Dès que le jour parut, toute la famille vint nous réveiller comme nous l’avions recommandé. On apporte à manger ; on sert un petit déjeuner fort bon, je vous assure. Deux chapons en faisaient partie, dont il fallait, dit notre hôtesse, emporter l’un et manger l’autre.

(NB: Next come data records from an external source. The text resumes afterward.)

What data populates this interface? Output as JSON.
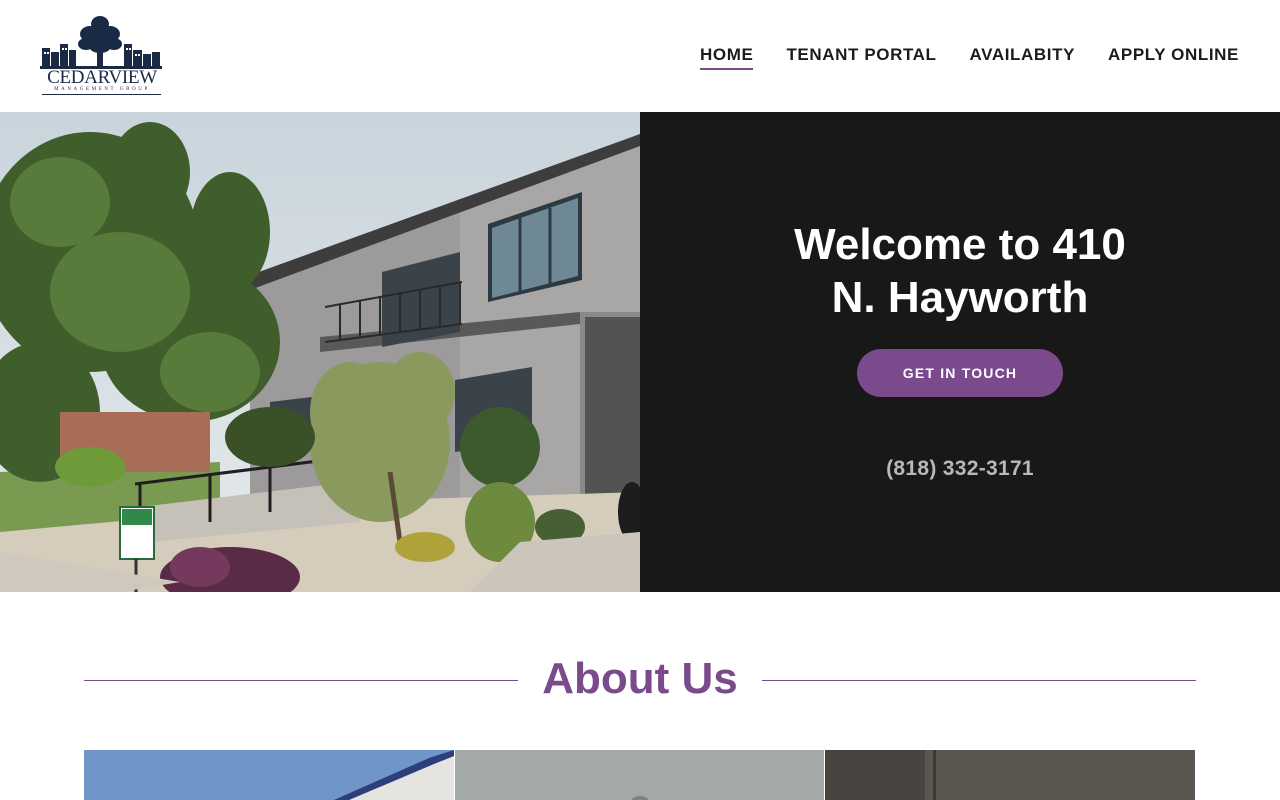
{
  "brand": {
    "name": "CEDARVIEW",
    "tagline": "MANAGEMENT GROUP",
    "color": "#1b2a44"
  },
  "nav": {
    "items": [
      {
        "label": "HOME",
        "active": true
      },
      {
        "label": "TENANT PORTAL",
        "active": false
      },
      {
        "label": "AVAILABITY",
        "active": false
      },
      {
        "label": "APPLY ONLINE",
        "active": false
      }
    ]
  },
  "hero": {
    "title_line1": "Welcome to 410",
    "title_line2": "N. Hayworth",
    "cta_label": "GET IN TOUCH",
    "phone": "(818) 332-3171",
    "photo_icon": "apartment-building-photo"
  },
  "about": {
    "heading": "About Us"
  },
  "colors": {
    "accent": "#7b4a8c",
    "hero_panel": "#191819",
    "text": "#1b1b1b"
  }
}
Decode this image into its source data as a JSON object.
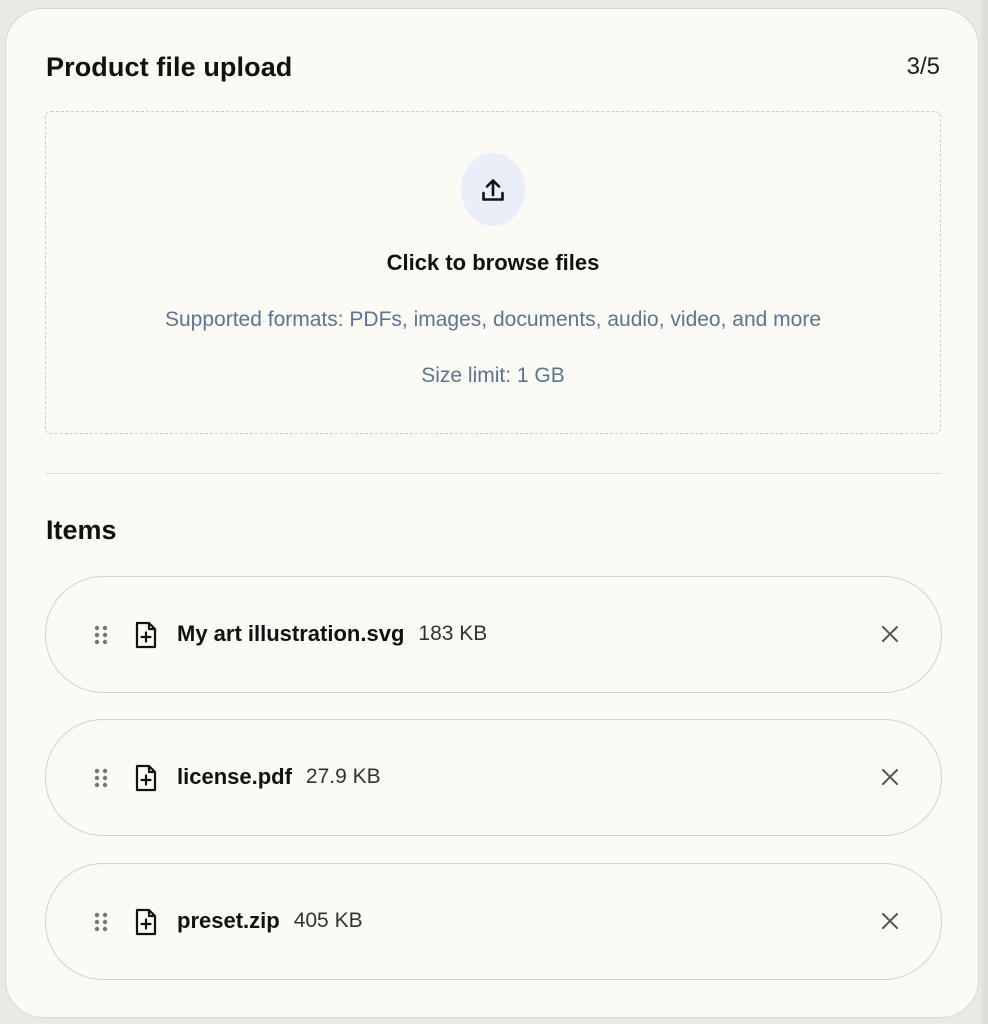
{
  "upload": {
    "title": "Product file upload",
    "step": "3/5",
    "dropzone": {
      "title": "Click to browse files",
      "formats": "Supported formats: PDFs, images, documents, audio, video, and more",
      "size_limit": "Size limit: 1 GB",
      "icon": "upload-icon"
    }
  },
  "items": {
    "heading": "Items",
    "files": [
      {
        "name": "My art illustration.svg",
        "size": "183 KB"
      },
      {
        "name": "license.pdf",
        "size": "27.9 KB"
      },
      {
        "name": "preset.zip",
        "size": "405 KB"
      }
    ]
  },
  "icons": {
    "drag_handle": "drag-handle-icon",
    "file": "file-plus-icon",
    "remove": "close-icon"
  },
  "colors": {
    "card_background": "#fbfaf4",
    "dropzone_border": "#c5cfdb",
    "dropzone_text": "#5f7393",
    "upload_icon_bg": "#eaeef8"
  }
}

En les voyant, je compris enfin le sens de ces terribles mots : « Faut-il les tuer tous les deux ? »
VOCABULAIRE
effrayant-e a. dreadful
l’auteur m. author
le compagnon companion
se perdre v. to lose one’s way
camarade n. comrade
se rassurer v. to feel reassured
au-dessous de prep. below
l’hôte –sse n. host (hostess)
se disputer v. to wrangle
distinguer vt. to distinguish
parfaitement adv. perfectly
à peine adv. hardly
le marbre marble
mort –e a. dead
vivant –e a. alive, living
le dieu ; Dieu god, God
l’arme f. weapon, arms
tant adv. so much, so many
le sommeil sleepiness
la fatigue fatigue, tiredness
s’échapper v. to escape
ne … guère hardly (any)
en bas adv. down
hurler vi. to howl
le loup wolf
la fente chink
le couteau knife
nu –e a. naked
de dehors adv. from outside
bas –se a. low
doucement adv. gently
l’échelle f. ladder
à la hauteur de prep. beside
saisir vt. to seize
pendre vi. vt. to hang
le plafond ceiling
se retirer v. to retire
la tranche slice
le chapon capon
II. SIGNER LE PANTALON
Le peintre Vuillard travaillait dans son atelier. Près de lui était assis l’écrivain Jean Giraudoux qui admirait ses oeuvres. Voilà qu’à un moment le peintre laissa tomber un peu de peinture sur le pantalon de Giraudoux.
——Excusez-moi, je vais chercher un peu d’essence pour enlever la tache, dit le peintre en regrettant de n’avoir pas fait attention.
——Mais non, je vous en prie … laissez la peinture où elle est et signez-moi mon pantalon.